Una considerazione sul lavoro di Cohen che è doveroso fare è quella di aver messo, “fuori gioco”, ancora una volta, il vecchio sistema ufficiale dell’arte, relegando fuori dalla porta personaggi equivoci
come i galleristi, i critici d’arte e persino i collezionisti di opere d’arte
dal momento che lo scambio delle opere
prodotte avviene tra gli artisti del Network. Quindi, le opere realizzate non
vengono trattenute e conservate dall’artista in vista di un consueto profitto ma inviate ai rispettivi
collaboratori. Con la spedizione postale
delle stampe i collaboratori, utilizzano i propri archivi, diventando altresì
collezionisti delle opere ricevute Spesso, con i lavori “Brian Cell”
realizzati nei vari tour che ogni
anno l’artista fa in giro per il
mondo si organizzano delle mostre.
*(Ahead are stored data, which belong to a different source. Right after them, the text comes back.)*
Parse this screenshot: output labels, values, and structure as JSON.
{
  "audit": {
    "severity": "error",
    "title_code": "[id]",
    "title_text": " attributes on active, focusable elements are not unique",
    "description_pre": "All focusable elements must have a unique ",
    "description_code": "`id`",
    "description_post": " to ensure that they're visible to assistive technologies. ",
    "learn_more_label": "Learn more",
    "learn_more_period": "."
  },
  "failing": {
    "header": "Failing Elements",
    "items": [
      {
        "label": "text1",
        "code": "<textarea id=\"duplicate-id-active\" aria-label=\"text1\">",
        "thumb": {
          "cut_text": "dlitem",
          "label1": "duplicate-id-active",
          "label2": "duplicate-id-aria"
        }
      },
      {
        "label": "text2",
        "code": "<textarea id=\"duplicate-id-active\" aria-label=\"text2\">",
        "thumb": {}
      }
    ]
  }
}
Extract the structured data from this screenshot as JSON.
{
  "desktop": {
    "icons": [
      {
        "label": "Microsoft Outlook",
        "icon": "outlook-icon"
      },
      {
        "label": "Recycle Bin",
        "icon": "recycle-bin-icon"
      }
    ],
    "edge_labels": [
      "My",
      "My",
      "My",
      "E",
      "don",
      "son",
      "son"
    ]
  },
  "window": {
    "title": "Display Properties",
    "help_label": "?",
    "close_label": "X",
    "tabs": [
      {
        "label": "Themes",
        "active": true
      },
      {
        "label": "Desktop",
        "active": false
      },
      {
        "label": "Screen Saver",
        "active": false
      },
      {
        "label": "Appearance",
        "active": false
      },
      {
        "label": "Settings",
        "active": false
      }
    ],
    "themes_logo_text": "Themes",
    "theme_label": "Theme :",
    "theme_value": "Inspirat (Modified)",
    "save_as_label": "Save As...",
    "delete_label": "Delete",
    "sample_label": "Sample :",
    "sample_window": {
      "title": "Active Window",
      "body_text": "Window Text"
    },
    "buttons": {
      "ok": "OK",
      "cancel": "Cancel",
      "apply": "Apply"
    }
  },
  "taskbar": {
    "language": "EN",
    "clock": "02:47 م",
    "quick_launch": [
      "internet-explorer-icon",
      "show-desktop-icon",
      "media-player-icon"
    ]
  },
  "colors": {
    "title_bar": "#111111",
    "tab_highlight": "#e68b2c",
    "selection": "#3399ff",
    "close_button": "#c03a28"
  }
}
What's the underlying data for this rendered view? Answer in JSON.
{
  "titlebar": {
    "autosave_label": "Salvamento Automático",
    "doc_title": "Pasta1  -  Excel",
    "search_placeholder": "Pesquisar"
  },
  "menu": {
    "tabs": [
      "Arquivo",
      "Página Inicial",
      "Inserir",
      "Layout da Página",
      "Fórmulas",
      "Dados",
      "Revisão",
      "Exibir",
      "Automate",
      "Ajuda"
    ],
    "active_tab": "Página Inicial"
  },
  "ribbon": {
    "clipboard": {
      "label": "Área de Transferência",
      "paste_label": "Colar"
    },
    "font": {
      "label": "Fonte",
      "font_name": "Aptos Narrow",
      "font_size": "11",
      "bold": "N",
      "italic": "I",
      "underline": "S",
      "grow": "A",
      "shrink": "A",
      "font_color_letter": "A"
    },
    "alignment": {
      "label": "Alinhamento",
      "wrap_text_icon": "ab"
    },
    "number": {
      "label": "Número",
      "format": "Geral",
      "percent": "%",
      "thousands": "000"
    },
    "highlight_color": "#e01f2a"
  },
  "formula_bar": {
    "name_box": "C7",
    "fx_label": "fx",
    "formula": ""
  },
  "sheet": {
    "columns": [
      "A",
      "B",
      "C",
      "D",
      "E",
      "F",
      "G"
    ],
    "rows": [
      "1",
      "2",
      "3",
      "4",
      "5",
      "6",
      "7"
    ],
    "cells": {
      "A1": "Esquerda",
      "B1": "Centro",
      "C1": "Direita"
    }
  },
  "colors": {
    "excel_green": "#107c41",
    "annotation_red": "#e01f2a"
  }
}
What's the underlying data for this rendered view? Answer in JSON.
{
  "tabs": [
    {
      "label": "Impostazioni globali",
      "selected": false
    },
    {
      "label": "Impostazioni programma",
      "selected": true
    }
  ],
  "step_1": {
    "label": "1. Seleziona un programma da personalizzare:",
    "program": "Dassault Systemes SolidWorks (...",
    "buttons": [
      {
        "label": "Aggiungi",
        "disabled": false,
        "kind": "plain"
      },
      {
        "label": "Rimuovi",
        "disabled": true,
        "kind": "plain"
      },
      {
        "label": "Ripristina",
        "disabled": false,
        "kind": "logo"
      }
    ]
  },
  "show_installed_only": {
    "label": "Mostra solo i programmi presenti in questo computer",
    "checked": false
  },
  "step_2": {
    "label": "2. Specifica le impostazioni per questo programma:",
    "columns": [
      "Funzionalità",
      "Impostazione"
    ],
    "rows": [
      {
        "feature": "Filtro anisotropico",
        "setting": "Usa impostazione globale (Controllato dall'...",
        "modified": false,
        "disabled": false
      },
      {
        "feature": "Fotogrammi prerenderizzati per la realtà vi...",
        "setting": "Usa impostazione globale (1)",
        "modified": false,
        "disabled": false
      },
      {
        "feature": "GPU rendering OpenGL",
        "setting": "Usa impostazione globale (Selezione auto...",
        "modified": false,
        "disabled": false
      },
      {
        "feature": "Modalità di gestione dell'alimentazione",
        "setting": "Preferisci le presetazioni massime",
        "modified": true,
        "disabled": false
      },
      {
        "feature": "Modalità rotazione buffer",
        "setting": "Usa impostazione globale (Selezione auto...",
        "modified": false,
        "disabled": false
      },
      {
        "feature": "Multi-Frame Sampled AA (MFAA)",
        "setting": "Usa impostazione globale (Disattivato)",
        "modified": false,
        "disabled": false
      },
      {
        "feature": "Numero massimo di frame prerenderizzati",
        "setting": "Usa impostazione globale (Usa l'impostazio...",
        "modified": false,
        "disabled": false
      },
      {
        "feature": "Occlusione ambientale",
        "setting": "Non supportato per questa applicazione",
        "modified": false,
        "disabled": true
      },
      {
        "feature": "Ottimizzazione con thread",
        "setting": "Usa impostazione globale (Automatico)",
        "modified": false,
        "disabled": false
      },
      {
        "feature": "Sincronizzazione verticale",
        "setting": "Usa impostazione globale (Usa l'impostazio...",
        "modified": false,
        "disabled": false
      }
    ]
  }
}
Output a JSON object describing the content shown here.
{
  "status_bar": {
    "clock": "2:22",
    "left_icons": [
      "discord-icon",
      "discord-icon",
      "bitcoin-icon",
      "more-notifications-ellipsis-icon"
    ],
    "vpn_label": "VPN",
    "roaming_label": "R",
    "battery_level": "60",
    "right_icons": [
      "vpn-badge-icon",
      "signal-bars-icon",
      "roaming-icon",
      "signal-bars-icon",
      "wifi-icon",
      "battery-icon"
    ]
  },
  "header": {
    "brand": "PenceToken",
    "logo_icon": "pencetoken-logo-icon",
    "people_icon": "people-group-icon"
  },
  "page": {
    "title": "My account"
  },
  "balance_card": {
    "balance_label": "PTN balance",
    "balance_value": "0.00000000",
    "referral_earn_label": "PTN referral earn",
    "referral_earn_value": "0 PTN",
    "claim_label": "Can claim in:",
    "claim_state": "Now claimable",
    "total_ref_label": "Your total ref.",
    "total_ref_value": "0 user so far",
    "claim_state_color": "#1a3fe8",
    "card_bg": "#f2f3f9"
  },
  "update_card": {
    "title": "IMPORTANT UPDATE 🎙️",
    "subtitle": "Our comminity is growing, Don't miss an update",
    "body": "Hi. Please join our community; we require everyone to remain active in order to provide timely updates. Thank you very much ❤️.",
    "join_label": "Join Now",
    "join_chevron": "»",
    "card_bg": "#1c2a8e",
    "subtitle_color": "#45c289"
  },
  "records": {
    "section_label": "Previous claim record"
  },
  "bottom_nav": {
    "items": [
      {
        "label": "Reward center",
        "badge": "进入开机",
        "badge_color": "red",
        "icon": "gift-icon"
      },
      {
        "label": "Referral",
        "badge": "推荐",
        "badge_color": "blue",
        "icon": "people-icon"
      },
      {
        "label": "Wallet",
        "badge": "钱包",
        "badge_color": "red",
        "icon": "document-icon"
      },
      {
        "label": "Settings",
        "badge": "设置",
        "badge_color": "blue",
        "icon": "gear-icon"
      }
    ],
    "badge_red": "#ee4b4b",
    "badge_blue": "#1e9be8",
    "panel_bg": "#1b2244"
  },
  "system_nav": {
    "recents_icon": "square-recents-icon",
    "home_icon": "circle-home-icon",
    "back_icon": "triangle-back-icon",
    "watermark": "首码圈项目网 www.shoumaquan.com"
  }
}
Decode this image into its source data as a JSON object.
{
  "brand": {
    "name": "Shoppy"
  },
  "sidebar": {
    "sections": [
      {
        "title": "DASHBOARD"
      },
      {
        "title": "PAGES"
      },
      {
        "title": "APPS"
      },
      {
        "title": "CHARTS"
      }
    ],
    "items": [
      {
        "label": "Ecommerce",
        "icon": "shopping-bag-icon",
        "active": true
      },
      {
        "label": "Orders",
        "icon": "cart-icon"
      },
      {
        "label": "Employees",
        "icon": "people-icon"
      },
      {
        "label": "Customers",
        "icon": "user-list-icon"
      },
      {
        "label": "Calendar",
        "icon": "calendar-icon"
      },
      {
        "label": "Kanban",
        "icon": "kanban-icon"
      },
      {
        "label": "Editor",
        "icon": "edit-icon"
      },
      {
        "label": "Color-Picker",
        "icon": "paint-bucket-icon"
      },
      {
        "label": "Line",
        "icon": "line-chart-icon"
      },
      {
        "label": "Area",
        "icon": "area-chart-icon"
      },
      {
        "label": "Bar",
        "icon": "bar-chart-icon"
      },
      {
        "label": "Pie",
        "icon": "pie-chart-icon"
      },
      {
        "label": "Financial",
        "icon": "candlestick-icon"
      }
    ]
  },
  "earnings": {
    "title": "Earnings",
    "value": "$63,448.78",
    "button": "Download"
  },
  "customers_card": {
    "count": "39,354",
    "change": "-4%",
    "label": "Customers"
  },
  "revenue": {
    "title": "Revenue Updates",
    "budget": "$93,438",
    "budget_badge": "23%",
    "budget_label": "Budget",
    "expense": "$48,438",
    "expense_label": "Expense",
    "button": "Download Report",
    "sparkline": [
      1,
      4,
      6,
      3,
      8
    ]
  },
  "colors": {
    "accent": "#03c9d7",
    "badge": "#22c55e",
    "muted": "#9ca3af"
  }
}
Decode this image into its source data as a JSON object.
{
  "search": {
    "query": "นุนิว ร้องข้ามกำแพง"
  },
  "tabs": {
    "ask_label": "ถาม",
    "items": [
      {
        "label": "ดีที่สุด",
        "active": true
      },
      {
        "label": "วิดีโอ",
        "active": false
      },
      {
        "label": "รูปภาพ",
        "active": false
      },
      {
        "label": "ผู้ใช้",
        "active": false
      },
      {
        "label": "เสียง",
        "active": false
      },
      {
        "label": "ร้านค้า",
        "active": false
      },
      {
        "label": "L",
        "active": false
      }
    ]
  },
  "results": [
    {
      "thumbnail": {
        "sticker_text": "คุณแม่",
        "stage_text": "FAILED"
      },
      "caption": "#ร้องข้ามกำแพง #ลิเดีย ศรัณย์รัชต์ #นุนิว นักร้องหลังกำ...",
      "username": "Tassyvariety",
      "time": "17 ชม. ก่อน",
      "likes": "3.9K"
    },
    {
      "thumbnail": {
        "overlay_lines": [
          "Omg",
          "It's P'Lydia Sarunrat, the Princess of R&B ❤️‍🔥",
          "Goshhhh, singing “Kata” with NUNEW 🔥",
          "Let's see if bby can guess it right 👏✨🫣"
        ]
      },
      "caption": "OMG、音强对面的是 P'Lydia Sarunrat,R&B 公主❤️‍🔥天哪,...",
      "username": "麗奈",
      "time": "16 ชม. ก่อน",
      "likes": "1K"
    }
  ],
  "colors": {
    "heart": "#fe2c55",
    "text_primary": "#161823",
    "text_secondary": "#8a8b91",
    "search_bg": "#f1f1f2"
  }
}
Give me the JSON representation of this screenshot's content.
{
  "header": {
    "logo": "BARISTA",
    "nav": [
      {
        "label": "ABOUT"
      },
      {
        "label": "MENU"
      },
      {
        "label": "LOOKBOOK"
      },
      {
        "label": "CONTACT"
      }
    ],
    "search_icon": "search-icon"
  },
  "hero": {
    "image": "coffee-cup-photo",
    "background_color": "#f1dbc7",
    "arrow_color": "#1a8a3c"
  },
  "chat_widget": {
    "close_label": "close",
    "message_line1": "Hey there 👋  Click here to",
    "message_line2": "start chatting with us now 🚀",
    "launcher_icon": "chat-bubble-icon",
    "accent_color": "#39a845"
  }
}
Tuttavia,
risulta quanto mai complicato e difficile organizzare tradizionali mostre
con i “Fractal Portrait Project” proprio per
la reale difficoltà a reperire e raccogliere concretamente le diverse opere donate
nel tempo agli amici artisti rappresentati.
Nella seconda mostra contemporanea
parallela a questa viene
presentata nell’altro spazio, virtuale “www.ophenvirtualart.it” una particolare
sezione didattica dal titolo “INSIDE AND OUTSIDE THE BODY”, (dentro e fuori il corpo), comprendente
l’analisi Fractal Portrait tra Face,
Body e Work svolta lungamente da Cohen nel campo della performance. In
particolare vogliamo evidenziare un lato ancora nascosto e quindi poco conosciuto;
mi riferisco soprattutto alle opere “Body”, alla serie delle slhouette del corpo create dal 2001 in poi fino a oggi,
realizzate dall’artista giapponese in particolari momenti collettivi unendo
insieme diversi fogli Brian Cell in cui i soggetti, gli amici incontrati nei
vari tour vengono invitati a distendersi sopra questi fogli, con l’artista
impegnato per l’occasione a disegnare e rilevare il contorno immediato del
corpo. Una sorta di “performance collettiva”, prima di procedere alla consueta realizzazione dell’opera. Insomma, una
performance “provvisoria” in funzione della realizzazione dell’opera. Tutto
ciò, seppur con le dovute differenze di lavoro, lo lega indissolubilmente al
suo amico Shozo Shimamoto, divenendo il
naturale attivo continuatore dell’arte di ricerca oggi in Giappone.
Per ultimo, vogliamo
ancora una volta ribadire il rifiuto di
Ryosuke Cohen a “commercializzare” qualsiasi opera da lui prodotta. In una
interessante intervista del 2012, John Held Jr. chiese a Cohen se dopo aver completato la silhouette frattale salvava magari qualche opera per se
stesso magari per una possibile e futura
mostra dei lavori. In quella
occasione Cohen confessava che risultava difficile raccogliere tutto il materiale da esporre,
visto che ogni opera realizzata viene
regalata agli amici. Di sicuro, una
mostra del genere fino a qualche anno fa risultava improponibile se non
impossibile per un artista come Cohen. Ora con le nostre due “gallerie virtuali”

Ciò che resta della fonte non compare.